In Outliers, Malcom Gladwell’s third book (after The Tipping Point and Blink), there are stories of successful people. But these are the back stories of success, an analysis of all the other things that lined up to allow successful people the chance to work their way to the top.
The book is split in two halves, Opportunity and Legacy. Opportunity breaks down the lucky chances people got, and how they came up later to give the successful person an edge they didn’t even know they had. “Extraordinary achievement is less about talent than it is about opportunity”. One of the first stories, about Canadian ice hockey players, outlines how the luck of being born closest to the deadline for age-class hockey gives the oldest, and thus largest players an advantage. When the all-star teams are chosen, the size difference between a 10 year-old born in January versus one born in November is noticeable, and the older boy gets chosen. This leads to more coaching, more practice, more matches, and so a year later, the skill difference between those chosen to play more is appreciable. As the years go on, the difference widens, and by the time they’re at the end of their teens, you get hockey teams made up of large percentages of players born in the first three months of the year. Each story in the book is backed up with some academic studies.

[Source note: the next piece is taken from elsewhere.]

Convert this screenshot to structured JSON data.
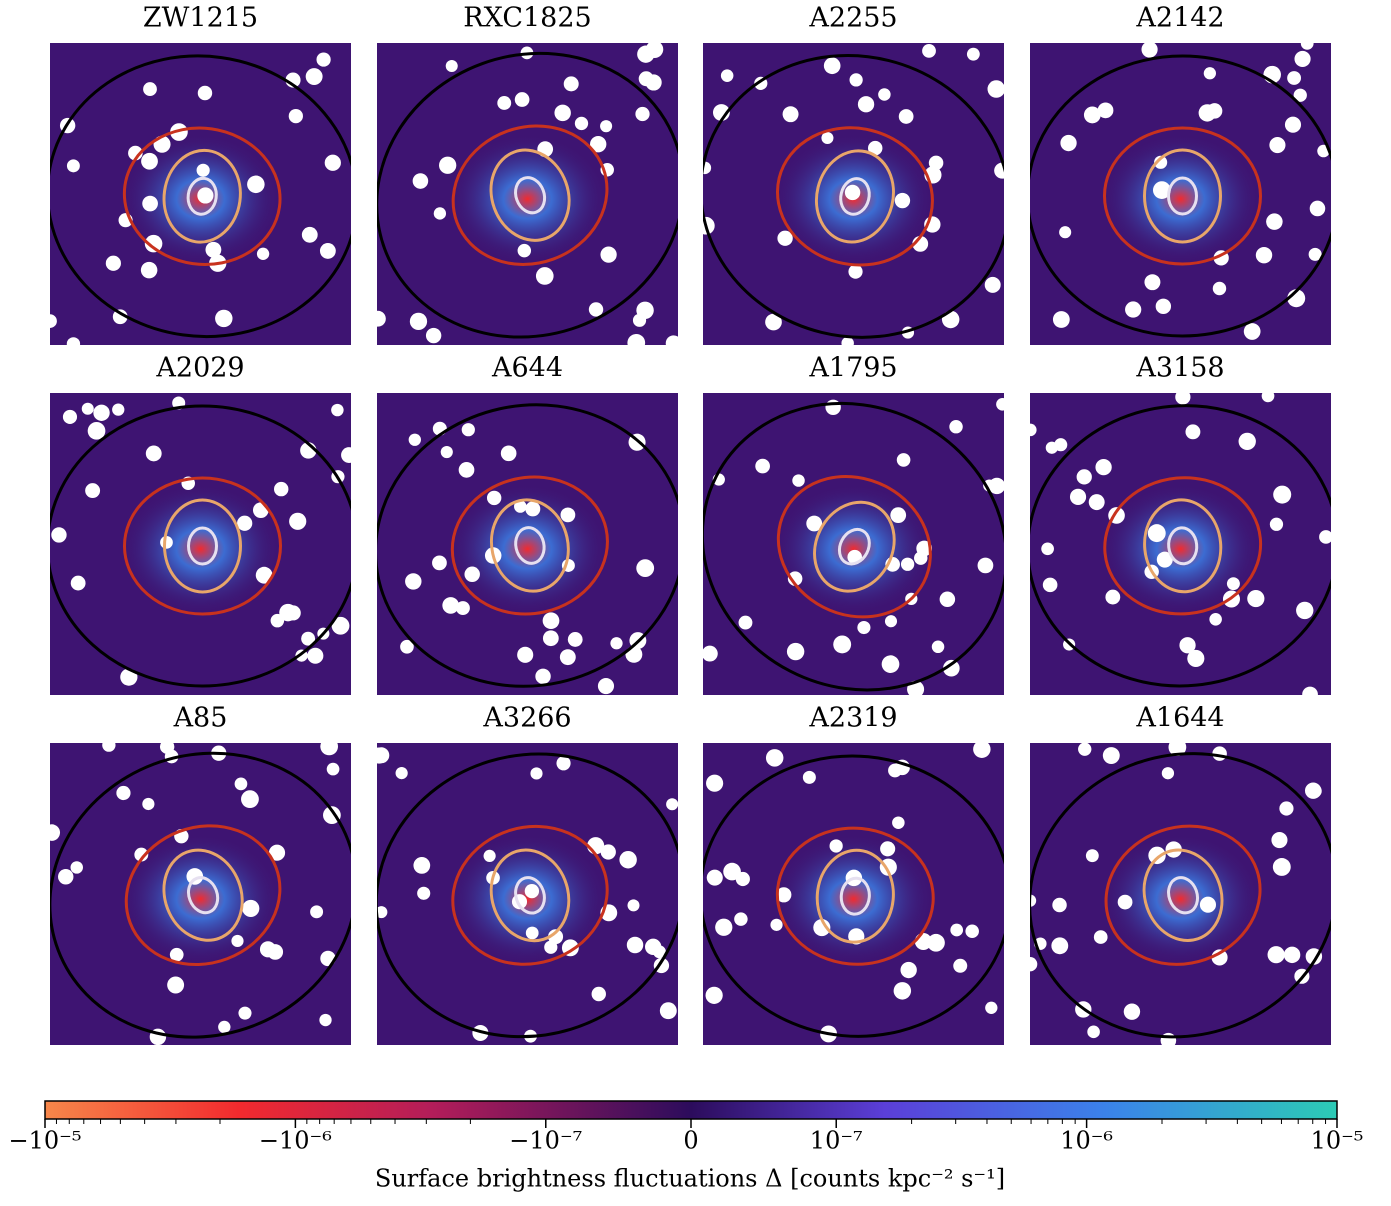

If you’ve ever tried to learn something, you know that the more you do it, the better you get at it. So then the stories move on to the opportunity of lots of practice. These two building blocks, the initial bits of luck (a birthday, access to a computer, other seemingly inconsequential facts) and the amount of time the successful person spends pursuing their goal, come back in many of the stories.
The Legacy half of the book take a look at heritage and the role it, too, plays in how people communicate and what their expectations are, leading to how well they succeed. The way your parents and grandparents did something shapes the way you’ll do it too.
Because the stories are so clear, it gets your mental juices flowing. I started thinking about my own personal success, goals I have and how the luck, hard work and advantages I have can play into that next thing I’m going to do. This book is a patient guide through ideas which I could use to increase the success in my own life.